Neural Network Operator-Based Fractal Approximation: Smoothness Preservation and Convergence Analysis

TL;DR

This paper introduces a neural network operator-based method for constructing fractal interpolation functions that preserve smoothness and converge to the original function, advancing approximation theory with neural network techniques.

Contribution

It develops a novel neural network operator-based approach for creating smoothness-preserving fractal interpolation functions with convergence guarantees.

Findings

Fractal functions constructed using neural network operators preserve the smoothness of original functions.

The method guarantees convergence of the fractal functions to the original function under certain conditions.

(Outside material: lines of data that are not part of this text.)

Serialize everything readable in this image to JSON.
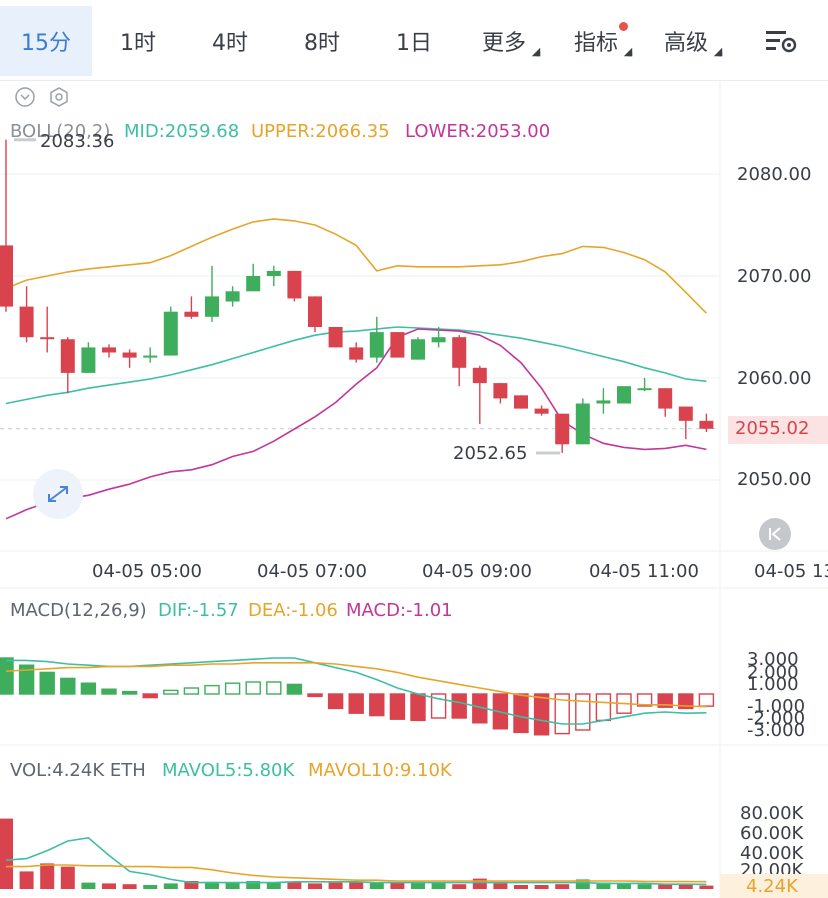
{
  "tabs": [
    {
      "label": "15分",
      "active": true
    },
    {
      "label": "1时"
    },
    {
      "label": "4时"
    },
    {
      "label": "8时"
    },
    {
      "label": "1日"
    },
    {
      "label": "更多",
      "dropdown": true
    },
    {
      "label": "指标",
      "dropdown": true,
      "dot": true
    },
    {
      "label": "高级",
      "dropdown": true
    }
  ],
  "boll": {
    "title": "BOLL(20,2)",
    "mid": "MID:2059.68",
    "upper": "UPPER:2066.35",
    "lower": "LOWER:2053.00",
    "high_marker": "2083.36",
    "low_marker": "2052.65",
    "current_price": "2055.02"
  },
  "price_axis": [
    "2080.00",
    "2070.00",
    "2060.00",
    "2050.00"
  ],
  "time_axis": [
    "04-05 05:00",
    "04-05 07:00",
    "04-05 09:00",
    "04-05 11:00",
    "04-05 13"
  ],
  "macd": {
    "title": "MACD(12,26,9)",
    "dif": "DIF:-1.57",
    "dea": "DEA:-1.06",
    "macd": "MACD:-1.01",
    "axis": [
      "3.000",
      "2.000",
      "1.000",
      "-1.000",
      "-2.000",
      "-3.000"
    ]
  },
  "vol": {
    "title": "VOL:4.24K ETH",
    "mavol5": "MAVOL5:5.80K",
    "mavol10": "MAVOL10:9.10K",
    "axis": [
      "80.00K",
      "60.00K",
      "40.00K",
      "20.00K"
    ],
    "current": "4.24K"
  },
  "colors": {
    "up": "#3fae5c",
    "down": "#d9434e",
    "mid": "#3dbfa3",
    "upper": "#e6a52a",
    "lower": "#c2379b",
    "accent": "#3a7bd5"
  },
  "chart_data": {
    "type": "candlestick",
    "candles": [
      {
        "o": 2073.0,
        "h": 2083.36,
        "l": 2066.5,
        "c": 2067.0
      },
      {
        "o": 2067.0,
        "h": 2069.0,
        "l": 2063.5,
        "c": 2064.0
      },
      {
        "o": 2064.0,
        "h": 2067.0,
        "l": 2062.5,
        "c": 2063.8
      },
      {
        "o": 2063.8,
        "h": 2064.0,
        "l": 2058.5,
        "c": 2060.5
      },
      {
        "o": 2060.5,
        "h": 2063.5,
        "l": 2060.5,
        "c": 2063.0
      },
      {
        "o": 2063.0,
        "h": 2063.3,
        "l": 2062.0,
        "c": 2062.5
      },
      {
        "o": 2062.5,
        "h": 2062.8,
        "l": 2061.0,
        "c": 2062.0
      },
      {
        "o": 2062.0,
        "h": 2063.0,
        "l": 2061.5,
        "c": 2062.2
      },
      {
        "o": 2062.2,
        "h": 2067.0,
        "l": 2062.2,
        "c": 2066.5
      },
      {
        "o": 2066.5,
        "h": 2068.0,
        "l": 2065.8,
        "c": 2066.0
      },
      {
        "o": 2066.0,
        "h": 2071.0,
        "l": 2065.5,
        "c": 2068.0
      },
      {
        "o": 2067.5,
        "h": 2069.0,
        "l": 2067.0,
        "c": 2068.5
      },
      {
        "o": 2068.5,
        "h": 2071.2,
        "l": 2068.5,
        "c": 2070.0
      },
      {
        "o": 2070.0,
        "h": 2071.0,
        "l": 2069.0,
        "c": 2070.5
      },
      {
        "o": 2070.5,
        "h": 2070.5,
        "l": 2067.5,
        "c": 2067.8
      },
      {
        "o": 2068.0,
        "h": 2068.0,
        "l": 2064.5,
        "c": 2065.0
      },
      {
        "o": 2065.0,
        "h": 2065.0,
        "l": 2063.0,
        "c": 2063.0
      },
      {
        "o": 2063.0,
        "h": 2063.5,
        "l": 2061.5,
        "c": 2061.8
      },
      {
        "o": 2062.0,
        "h": 2066.0,
        "l": 2061.5,
        "c": 2064.5
      },
      {
        "o": 2064.5,
        "h": 2064.5,
        "l": 2062.0,
        "c": 2062.0
      },
      {
        "o": 2061.8,
        "h": 2064.0,
        "l": 2061.8,
        "c": 2063.8
      },
      {
        "o": 2063.5,
        "h": 2065.0,
        "l": 2063.0,
        "c": 2064.0
      },
      {
        "o": 2064.0,
        "h": 2064.2,
        "l": 2059.2,
        "c": 2061.0
      },
      {
        "o": 2061.0,
        "h": 2061.2,
        "l": 2055.5,
        "c": 2059.5
      },
      {
        "o": 2059.5,
        "h": 2059.5,
        "l": 2057.5,
        "c": 2058.0
      },
      {
        "o": 2058.3,
        "h": 2058.3,
        "l": 2057.0,
        "c": 2057.0
      },
      {
        "o": 2057.0,
        "h": 2057.3,
        "l": 2056.3,
        "c": 2056.5
      },
      {
        "o": 2056.5,
        "h": 2056.5,
        "l": 2052.65,
        "c": 2053.5
      },
      {
        "o": 2053.5,
        "h": 2058.0,
        "l": 2053.5,
        "c": 2057.5
      },
      {
        "o": 2057.5,
        "h": 2059.0,
        "l": 2056.5,
        "c": 2057.8
      },
      {
        "o": 2057.5,
        "h": 2059.0,
        "l": 2057.5,
        "c": 2059.2
      },
      {
        "o": 2059.0,
        "h": 2060.0,
        "l": 2058.7,
        "c": 2059.0
      },
      {
        "o": 2059.0,
        "h": 2059.0,
        "l": 2056.2,
        "c": 2057.0
      },
      {
        "o": 2057.2,
        "h": 2057.2,
        "l": 2054.0,
        "c": 2055.8
      },
      {
        "o": 2055.8,
        "h": 2056.5,
        "l": 2054.7,
        "c": 2055.02
      }
    ],
    "boll_mid": [
      2057.5,
      2057.9,
      2058.3,
      2058.6,
      2059.0,
      2059.3,
      2059.6,
      2059.9,
      2060.3,
      2060.8,
      2061.3,
      2061.9,
      2062.5,
      2063.1,
      2063.7,
      2064.2,
      2064.5,
      2064.6,
      2064.8,
      2065.0,
      2064.9,
      2064.8,
      2064.7,
      2064.5,
      2064.2,
      2063.9,
      2063.5,
      2063.1,
      2062.6,
      2062.1,
      2061.6,
      2061.0,
      2060.5,
      2059.9,
      2059.68
    ],
    "boll_upper": [
      2068.8,
      2069.6,
      2070.0,
      2070.4,
      2070.7,
      2070.9,
      2071.1,
      2071.3,
      2072.0,
      2072.9,
      2073.8,
      2074.6,
      2075.3,
      2075.6,
      2075.4,
      2075.0,
      2074.1,
      2073.0,
      2070.5,
      2071.0,
      2070.9,
      2070.9,
      2070.9,
      2071.0,
      2071.1,
      2071.4,
      2071.9,
      2072.2,
      2072.9,
      2072.8,
      2072.3,
      2071.6,
      2070.4,
      2068.4,
      2066.35
    ],
    "boll_lower": [
      2046.2,
      2047.1,
      2047.8,
      2048.2,
      2048.5,
      2049.1,
      2049.6,
      2050.3,
      2050.8,
      2051.0,
      2051.5,
      2052.3,
      2052.8,
      2053.8,
      2055.0,
      2056.2,
      2057.6,
      2059.4,
      2061.0,
      2064.0,
      2064.8,
      2064.7,
      2064.6,
      2064.2,
      2063.2,
      2061.5,
      2059.0,
      2055.8,
      2054.5,
      2053.6,
      2053.2,
      2053.0,
      2053.1,
      2053.4,
      2053.0
    ],
    "macd_hist": [
      3.0,
      2.4,
      1.8,
      1.3,
      0.9,
      0.4,
      0.2,
      -0.3,
      0.3,
      0.5,
      0.7,
      0.9,
      1.0,
      1.0,
      0.8,
      -0.2,
      -1.2,
      -1.6,
      -1.8,
      -2.1,
      -2.2,
      -2.0,
      -2.0,
      -2.4,
      -2.9,
      -3.2,
      -3.4,
      -3.3,
      -3.0,
      -2.2,
      -1.6,
      -1.0,
      -1.1,
      -1.2,
      -1.01
    ],
    "macd_dif": [
      2.8,
      2.8,
      2.7,
      2.5,
      2.4,
      2.3,
      2.3,
      2.4,
      2.5,
      2.6,
      2.7,
      2.8,
      2.9,
      3.0,
      3.0,
      2.6,
      2.2,
      1.8,
      1.2,
      0.5,
      0.0,
      -0.4,
      -0.7,
      -1.1,
      -1.5,
      -1.9,
      -2.2,
      -2.5,
      -2.5,
      -2.2,
      -1.9,
      -1.6,
      -1.5,
      -1.6,
      -1.57
    ],
    "macd_dea": [
      1.9,
      2.0,
      2.1,
      2.2,
      2.2,
      2.3,
      2.3,
      2.3,
      2.4,
      2.4,
      2.5,
      2.5,
      2.6,
      2.6,
      2.6,
      2.6,
      2.5,
      2.3,
      2.1,
      1.8,
      1.4,
      1.1,
      0.8,
      0.5,
      0.2,
      -0.1,
      -0.3,
      -0.5,
      -0.6,
      -0.7,
      -0.8,
      -0.9,
      -0.9,
      -1.0,
      -1.06
    ],
    "volume": [
      88,
      22,
      32,
      28,
      8,
      7,
      6,
      5,
      7,
      10,
      9,
      8,
      10,
      8,
      9,
      7,
      8,
      9,
      8,
      8,
      9,
      8,
      6,
      13,
      7,
      5,
      5,
      6,
      12,
      8,
      7,
      6,
      6,
      6,
      4.24
    ],
    "mavol5": [
      36,
      38,
      48,
      60,
      64,
      42,
      22,
      18,
      12,
      8,
      8,
      8,
      8,
      8,
      9,
      9,
      9,
      9,
      8,
      8,
      8,
      8,
      8,
      8,
      8,
      8,
      8,
      8,
      8,
      7,
      7,
      7,
      6,
      6,
      5.8
    ],
    "mavol10": [
      28,
      28,
      30,
      30,
      29,
      29,
      28,
      28,
      27,
      27,
      24,
      20,
      17,
      15,
      14,
      13,
      12,
      11,
      11,
      10,
      10,
      10,
      10,
      10,
      10,
      10,
      10,
      10,
      10,
      10,
      10,
      9.5,
      9.3,
      9.2,
      9.1
    ]
  }
}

Provides uniform approximation error bounds using approximation theory tools.

Abstract

This paper presents a new approach of constructing $\alpha$-fractal interpolation functions (FIFs) using neural network operators, integrating concepts from approximation theory. Initially, we construct $\alpha$-fractals utilizing neural network-based operators, providing an approach to generating fractal functions with interpolation properties. Based on the same foundation, we have developed fractal interpolation functions that utilize only the values of the original function at the nodes or partition points, unlike traditional methods that rely on the entire original function. Further, we have constructed \(\alpha\)-fractals that preserve the smoothness of functions under certain constraints by employing a four-layered neural network operator, ensuring that if \(f \in C^{r}[a,b]\), then the corresponding fractal \(f^{\alpha} \in C^{r}[a,b]\). Furthermore, we analyze the convergence of these $\alpha$-fractals to the original function under suitable conditions. The work uses key approximation theory tools, such as the modulus of continuity and interpolation operators, to develop convergence results and uniform approximation error bounds.